By September 30, 2014Longevity

Who among us is pro “anti-aging” anyway?

The past week’s Sunday newspaper featured two very curious advertisements. One, by SanMedica International in the Parade supplement, is formatted cleverly (some would say deceptively) as a feature story with the headline “SPECIAL REPORT: Turn Back Time With the ‘Anti-aging’ Breakthrough Everyone is Talking About.” Another, an 1/8th-page ad from the Life Extension Foundation for Longer Life, which ran in the A section of the San Francisco Chronicle, begins with “World’s Largest Anti-aging Organization.”

The ads are curious for a couple of reasons.

First, who is their target audience? The term “anti-aging” is inherently counterintuitive or worse, offensive, particularly to those of us who promote healthy, purposeful positive aging. Are their audiences individuals who are against growing older, who prefer the alternative – not aging? Undoubtedly, current older adults, healthy or otherwise, are at least chronologically beyond the product’s demographic.

Secondly, there is not even the semblance of independent validation, the fundamental public relations criteria to legitimize whether a product, business or cause genuinely represents the public interest. Review the Life Extension website, www.immortailitynow.com, and there is no apparent relationship, let alone support or endorsement by a credible authority, private institution, government agency or even media coverage.

SanMedica’s speciously titled “Anti-Aging News” two-page spread in Parade is arguably more dubious. It resorts to inferring support for the human growth hormone it touts by weaving into its text general quotes from articles in magazines like Shape and Allure. The text also twice invokes the pop culture wisdom of TV’s “famed Dr. Oz” to bolster its claims.
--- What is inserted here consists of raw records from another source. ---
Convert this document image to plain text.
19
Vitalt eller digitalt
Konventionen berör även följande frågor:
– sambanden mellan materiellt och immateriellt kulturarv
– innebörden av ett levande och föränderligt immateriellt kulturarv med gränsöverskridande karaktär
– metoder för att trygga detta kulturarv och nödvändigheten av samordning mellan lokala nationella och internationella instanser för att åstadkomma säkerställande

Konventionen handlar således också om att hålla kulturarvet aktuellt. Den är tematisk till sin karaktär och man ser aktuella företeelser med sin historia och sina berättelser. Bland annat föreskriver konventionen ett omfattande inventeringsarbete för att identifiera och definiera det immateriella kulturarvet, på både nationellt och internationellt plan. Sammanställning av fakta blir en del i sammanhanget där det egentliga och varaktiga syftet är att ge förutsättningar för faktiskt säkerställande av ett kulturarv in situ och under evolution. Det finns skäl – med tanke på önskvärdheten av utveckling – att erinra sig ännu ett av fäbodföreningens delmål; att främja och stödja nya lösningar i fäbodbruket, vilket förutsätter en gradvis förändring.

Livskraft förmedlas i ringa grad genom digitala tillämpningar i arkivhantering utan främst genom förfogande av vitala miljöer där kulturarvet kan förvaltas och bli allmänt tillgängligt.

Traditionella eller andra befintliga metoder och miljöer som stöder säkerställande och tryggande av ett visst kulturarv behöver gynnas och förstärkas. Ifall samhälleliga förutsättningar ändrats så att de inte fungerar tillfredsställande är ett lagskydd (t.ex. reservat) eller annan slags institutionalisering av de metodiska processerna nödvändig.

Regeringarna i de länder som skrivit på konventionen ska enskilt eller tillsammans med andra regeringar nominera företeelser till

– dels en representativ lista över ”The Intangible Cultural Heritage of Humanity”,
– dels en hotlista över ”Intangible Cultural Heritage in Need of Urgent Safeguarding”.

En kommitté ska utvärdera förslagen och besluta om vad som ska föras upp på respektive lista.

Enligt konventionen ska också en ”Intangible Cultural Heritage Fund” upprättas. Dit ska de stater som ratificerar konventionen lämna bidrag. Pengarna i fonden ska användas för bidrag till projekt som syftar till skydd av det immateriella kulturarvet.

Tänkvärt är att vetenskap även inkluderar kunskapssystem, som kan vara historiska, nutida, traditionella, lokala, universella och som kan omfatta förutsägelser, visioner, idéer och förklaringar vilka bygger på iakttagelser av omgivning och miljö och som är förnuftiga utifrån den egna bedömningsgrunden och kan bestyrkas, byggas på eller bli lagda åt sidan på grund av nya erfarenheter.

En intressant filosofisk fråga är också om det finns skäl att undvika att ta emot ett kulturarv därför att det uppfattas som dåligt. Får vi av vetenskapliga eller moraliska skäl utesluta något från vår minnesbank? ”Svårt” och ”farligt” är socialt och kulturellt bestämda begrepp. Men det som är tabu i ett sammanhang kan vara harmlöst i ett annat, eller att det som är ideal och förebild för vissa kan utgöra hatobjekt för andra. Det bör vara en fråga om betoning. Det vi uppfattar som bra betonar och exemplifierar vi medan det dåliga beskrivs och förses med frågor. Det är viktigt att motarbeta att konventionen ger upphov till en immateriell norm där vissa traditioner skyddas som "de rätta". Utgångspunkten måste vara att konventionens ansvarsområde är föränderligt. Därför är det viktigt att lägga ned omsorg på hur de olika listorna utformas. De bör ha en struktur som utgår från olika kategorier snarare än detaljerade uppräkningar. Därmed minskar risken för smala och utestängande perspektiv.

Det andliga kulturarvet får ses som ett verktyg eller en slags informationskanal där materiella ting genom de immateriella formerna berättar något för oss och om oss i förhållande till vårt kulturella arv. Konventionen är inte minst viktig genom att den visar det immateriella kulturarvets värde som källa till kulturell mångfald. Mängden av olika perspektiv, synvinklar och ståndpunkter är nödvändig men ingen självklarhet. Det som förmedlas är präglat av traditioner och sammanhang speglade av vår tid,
Even more curious are SanMedica’s copious qualifiers and disclaimers about its product SeroVital (www.serovital.com). The endnotes state: “These statements have not been evaluated by the Food and Drug Administration.” and “This product is not intended to diagnose, treat, cure or prevent any disease.” The author of the ad copy also attempts to marginalize the “‘established’ medical community (and of course, they know everything)” for declaring “[SeroVital’s] benefits are largely anecdotal, with research that’s preliminary.”

Here’s two bits worth of public relations advice (unsolicited, of course) for those who market “anti-aging” nostrums:

  1. Define your goal in positive terms, as promoting healthy longevity.
  2. Develop professional relationships with reputable, impartial authorities to independently validate your goals, claims, research and track records.

2 Comments

  • Tracy says:

    And: The “Life Extension Foundation for Longer Life”? That’s like “The Weight-Loss Foundation for Losing Weight.” Man, do they need some PR help.

  • Gary says:

    ” … benefits are largely anecdotal.” This line says it all.